Monique diMattina Image supplied
PREVIEW
Monique diMattina launches Everybody Loves Somebody, Saturday 13 February, 8pm, Bennetts Lane Jazz Lab, Melbourne
Just in time for Valentine’s Day seems an appropriate time to release an album that has a fair bit to do with love, without getting too starry-eyed about it.
Monique diMattina describes her fifth album in seven years — Everybody Loves Somebody — as “songs on fast lust, platonic pacts, French fantasy, star-crossed train wrecks, parasitic attachments and more”.
The album opens with the Dylan song (All I Really Want to Do) to which diMattina walked down the aisle at the age of 21, but “re-harmonised in surprising ways,
rather like the life journey of the songstress herself”.
Once a law student, diMattina chose a career in music that has taken her “to live in four continents, play for heads of state, work with the likes of Lou Reed and Bjork, become a Fulbright Scholar and Honorary Fellow of Melbourne University, run a marathon incognito, and develop a larrikin wit for storytelling in song”.
The line-up on this album bristles with talent. diMattina, who has written six of the 11 songs, is featured on piano, vocals, Rhodes, pump organ, melodion and ukelele. She is backed by James Sherlock (guitar), Howard Cairns (bass), Eamon McNelis (trumpet), Andrew Hammon (trombone), Paul Williamson (tenor sax) , Andrew Swann (drums) and Marty Brown (drums/percussion).
Recorded variously at home, Standalone Studios in Coburg and Audrey Studios, Everybody Loves Somebody falls “in the cracks between jazz/blues/roots, country and pop”.
As diMattina says, the album is not beyond having a gentle dig at love.
“We are poking a stick at various notions of ‘love’ and devotion.. Baby Won’t You Cook For Me’ is all sweaty salty sweet salaciousness.

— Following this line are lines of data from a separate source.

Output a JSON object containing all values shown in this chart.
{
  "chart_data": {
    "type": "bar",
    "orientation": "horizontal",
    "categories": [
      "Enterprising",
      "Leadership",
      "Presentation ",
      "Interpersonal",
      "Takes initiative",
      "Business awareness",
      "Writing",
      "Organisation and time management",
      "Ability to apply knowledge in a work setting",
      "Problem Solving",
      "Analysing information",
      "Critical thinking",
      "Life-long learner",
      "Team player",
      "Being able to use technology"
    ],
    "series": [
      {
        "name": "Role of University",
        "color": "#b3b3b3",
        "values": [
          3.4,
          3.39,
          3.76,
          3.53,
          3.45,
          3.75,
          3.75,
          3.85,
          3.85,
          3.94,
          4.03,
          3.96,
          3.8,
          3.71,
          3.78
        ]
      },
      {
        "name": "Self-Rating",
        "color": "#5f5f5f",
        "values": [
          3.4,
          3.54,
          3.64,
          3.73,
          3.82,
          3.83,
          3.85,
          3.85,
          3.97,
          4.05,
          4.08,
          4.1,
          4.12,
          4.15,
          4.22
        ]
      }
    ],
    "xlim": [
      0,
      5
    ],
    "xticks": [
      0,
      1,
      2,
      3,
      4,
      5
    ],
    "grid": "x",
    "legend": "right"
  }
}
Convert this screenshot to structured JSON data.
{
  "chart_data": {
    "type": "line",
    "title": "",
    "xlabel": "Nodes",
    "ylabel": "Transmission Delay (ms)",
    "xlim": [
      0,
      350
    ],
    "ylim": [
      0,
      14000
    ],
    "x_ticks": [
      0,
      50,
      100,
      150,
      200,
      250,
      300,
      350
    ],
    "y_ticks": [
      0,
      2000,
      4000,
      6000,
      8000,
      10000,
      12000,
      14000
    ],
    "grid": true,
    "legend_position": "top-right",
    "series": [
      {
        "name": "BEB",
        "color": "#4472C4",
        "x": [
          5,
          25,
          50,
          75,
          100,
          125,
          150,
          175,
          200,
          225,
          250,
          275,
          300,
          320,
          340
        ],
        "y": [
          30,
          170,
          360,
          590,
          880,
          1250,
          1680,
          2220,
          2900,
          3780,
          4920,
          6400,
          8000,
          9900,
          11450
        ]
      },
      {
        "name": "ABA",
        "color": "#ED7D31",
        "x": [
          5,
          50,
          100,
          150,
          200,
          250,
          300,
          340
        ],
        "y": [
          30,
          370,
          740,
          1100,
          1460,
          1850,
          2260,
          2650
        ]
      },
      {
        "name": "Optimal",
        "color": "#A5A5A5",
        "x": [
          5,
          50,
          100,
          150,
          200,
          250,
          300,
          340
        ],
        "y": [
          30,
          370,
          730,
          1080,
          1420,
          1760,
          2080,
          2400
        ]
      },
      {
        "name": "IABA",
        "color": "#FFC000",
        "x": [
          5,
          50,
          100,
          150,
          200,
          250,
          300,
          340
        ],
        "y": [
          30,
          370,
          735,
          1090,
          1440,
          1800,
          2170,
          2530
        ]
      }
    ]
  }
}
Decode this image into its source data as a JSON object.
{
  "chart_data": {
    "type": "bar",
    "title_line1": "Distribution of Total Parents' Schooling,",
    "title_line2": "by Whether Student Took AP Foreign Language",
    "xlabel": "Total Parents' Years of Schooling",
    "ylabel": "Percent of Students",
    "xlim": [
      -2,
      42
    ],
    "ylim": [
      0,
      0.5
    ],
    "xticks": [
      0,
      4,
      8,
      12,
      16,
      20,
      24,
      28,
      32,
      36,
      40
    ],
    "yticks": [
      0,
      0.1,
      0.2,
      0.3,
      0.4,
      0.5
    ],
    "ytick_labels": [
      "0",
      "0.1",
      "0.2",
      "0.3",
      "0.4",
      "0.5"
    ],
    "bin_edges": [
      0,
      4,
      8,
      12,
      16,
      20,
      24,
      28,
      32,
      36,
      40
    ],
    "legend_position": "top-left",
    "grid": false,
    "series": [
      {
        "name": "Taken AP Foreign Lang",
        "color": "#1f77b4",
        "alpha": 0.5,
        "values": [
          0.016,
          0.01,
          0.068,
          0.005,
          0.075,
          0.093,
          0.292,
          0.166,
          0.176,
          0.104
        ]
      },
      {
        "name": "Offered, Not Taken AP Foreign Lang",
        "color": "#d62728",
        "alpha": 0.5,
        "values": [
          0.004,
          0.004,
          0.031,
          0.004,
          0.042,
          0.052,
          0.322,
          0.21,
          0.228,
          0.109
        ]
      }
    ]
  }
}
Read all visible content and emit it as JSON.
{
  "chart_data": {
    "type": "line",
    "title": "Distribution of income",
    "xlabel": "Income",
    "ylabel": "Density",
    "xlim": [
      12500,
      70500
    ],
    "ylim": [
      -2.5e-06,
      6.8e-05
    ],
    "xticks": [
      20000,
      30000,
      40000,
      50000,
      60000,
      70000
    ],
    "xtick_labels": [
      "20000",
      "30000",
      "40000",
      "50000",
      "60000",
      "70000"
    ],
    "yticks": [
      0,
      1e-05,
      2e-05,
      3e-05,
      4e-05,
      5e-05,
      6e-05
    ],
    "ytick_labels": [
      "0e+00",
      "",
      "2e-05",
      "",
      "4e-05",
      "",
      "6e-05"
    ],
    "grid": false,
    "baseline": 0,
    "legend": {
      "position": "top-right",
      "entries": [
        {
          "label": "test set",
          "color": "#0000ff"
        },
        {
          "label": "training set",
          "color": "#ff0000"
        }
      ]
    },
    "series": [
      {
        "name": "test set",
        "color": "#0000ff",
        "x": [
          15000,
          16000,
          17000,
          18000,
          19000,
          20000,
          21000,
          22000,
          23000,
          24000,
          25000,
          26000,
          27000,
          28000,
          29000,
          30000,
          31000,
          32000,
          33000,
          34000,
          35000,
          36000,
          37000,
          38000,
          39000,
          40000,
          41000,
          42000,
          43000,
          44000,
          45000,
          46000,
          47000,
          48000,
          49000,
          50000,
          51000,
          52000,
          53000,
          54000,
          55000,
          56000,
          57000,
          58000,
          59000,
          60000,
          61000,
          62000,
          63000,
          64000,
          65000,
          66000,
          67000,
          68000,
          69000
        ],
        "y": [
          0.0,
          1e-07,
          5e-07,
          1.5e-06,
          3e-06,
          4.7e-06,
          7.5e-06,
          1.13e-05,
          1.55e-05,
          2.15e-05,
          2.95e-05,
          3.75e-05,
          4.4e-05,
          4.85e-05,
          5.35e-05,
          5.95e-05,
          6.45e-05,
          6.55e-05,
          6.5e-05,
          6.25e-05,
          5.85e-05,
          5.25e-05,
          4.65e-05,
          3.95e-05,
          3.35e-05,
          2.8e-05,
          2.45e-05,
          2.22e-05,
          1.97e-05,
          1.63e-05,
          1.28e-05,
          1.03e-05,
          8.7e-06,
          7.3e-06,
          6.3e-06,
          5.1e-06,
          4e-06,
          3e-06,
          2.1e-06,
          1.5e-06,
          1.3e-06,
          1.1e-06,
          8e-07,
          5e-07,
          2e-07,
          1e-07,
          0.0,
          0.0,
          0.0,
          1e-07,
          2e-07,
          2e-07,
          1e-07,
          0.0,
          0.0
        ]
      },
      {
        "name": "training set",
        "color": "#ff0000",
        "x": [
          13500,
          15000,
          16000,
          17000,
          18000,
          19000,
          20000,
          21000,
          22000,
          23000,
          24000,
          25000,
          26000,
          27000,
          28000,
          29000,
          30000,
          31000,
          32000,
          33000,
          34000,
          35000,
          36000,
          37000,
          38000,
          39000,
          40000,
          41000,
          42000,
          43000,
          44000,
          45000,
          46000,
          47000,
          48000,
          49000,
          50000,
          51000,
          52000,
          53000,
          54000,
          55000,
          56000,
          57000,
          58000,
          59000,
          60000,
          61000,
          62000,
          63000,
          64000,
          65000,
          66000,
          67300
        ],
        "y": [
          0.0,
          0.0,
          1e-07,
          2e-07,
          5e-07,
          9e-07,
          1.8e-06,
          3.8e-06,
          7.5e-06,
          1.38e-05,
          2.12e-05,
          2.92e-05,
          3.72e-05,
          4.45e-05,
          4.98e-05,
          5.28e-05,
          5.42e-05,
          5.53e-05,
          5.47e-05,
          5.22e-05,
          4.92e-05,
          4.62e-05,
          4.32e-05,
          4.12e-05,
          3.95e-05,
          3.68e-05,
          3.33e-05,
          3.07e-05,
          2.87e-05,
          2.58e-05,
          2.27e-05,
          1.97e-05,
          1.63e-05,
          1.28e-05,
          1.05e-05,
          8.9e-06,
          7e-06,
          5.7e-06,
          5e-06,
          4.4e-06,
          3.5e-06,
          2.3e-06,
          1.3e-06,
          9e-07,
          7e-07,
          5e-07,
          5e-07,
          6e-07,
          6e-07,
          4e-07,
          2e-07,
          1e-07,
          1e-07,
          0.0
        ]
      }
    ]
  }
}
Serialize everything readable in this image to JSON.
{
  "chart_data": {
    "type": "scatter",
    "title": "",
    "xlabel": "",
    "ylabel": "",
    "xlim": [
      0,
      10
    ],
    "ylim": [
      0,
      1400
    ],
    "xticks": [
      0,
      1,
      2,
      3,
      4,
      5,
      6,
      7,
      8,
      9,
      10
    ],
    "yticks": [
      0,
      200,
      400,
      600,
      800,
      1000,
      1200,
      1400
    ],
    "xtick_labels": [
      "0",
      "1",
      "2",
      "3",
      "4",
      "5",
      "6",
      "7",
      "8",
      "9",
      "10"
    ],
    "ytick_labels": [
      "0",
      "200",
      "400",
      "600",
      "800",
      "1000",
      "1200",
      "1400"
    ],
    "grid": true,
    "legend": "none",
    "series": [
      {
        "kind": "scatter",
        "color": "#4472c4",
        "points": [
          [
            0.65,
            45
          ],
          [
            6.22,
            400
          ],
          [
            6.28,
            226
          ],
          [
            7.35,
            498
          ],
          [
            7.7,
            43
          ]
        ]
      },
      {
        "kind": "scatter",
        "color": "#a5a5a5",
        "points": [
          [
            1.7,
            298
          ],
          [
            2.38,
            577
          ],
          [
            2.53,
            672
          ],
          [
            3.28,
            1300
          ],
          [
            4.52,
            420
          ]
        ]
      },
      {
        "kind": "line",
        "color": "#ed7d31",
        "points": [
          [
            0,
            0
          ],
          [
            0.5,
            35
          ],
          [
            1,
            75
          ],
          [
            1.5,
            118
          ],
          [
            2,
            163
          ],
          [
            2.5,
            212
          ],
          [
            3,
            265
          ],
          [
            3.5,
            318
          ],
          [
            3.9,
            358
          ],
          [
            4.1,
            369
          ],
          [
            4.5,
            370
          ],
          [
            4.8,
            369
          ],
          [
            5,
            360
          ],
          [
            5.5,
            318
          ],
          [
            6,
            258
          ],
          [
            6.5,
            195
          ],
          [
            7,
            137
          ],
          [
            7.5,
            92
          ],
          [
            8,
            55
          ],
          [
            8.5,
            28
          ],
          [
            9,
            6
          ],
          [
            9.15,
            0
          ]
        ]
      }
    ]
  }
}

Change It Up’s jungle drums are a war cry for personal and social transformation, and Ahee is a seafaring ode to the hermetic journey. For me, La Vie En Rose is that romantic haze of endless giving and
expansion … but then Love is Lonely is a cry from the chasm — when you’ve
given your heart, and it disappears down a black hole … We had to end with
The Acorn Song because that’s the future hope.”
Monique diMattina has two children, teaches piano and song-writing
at the VCA, and plays with the Melbourne Tango Quintet and Clare Bowditch.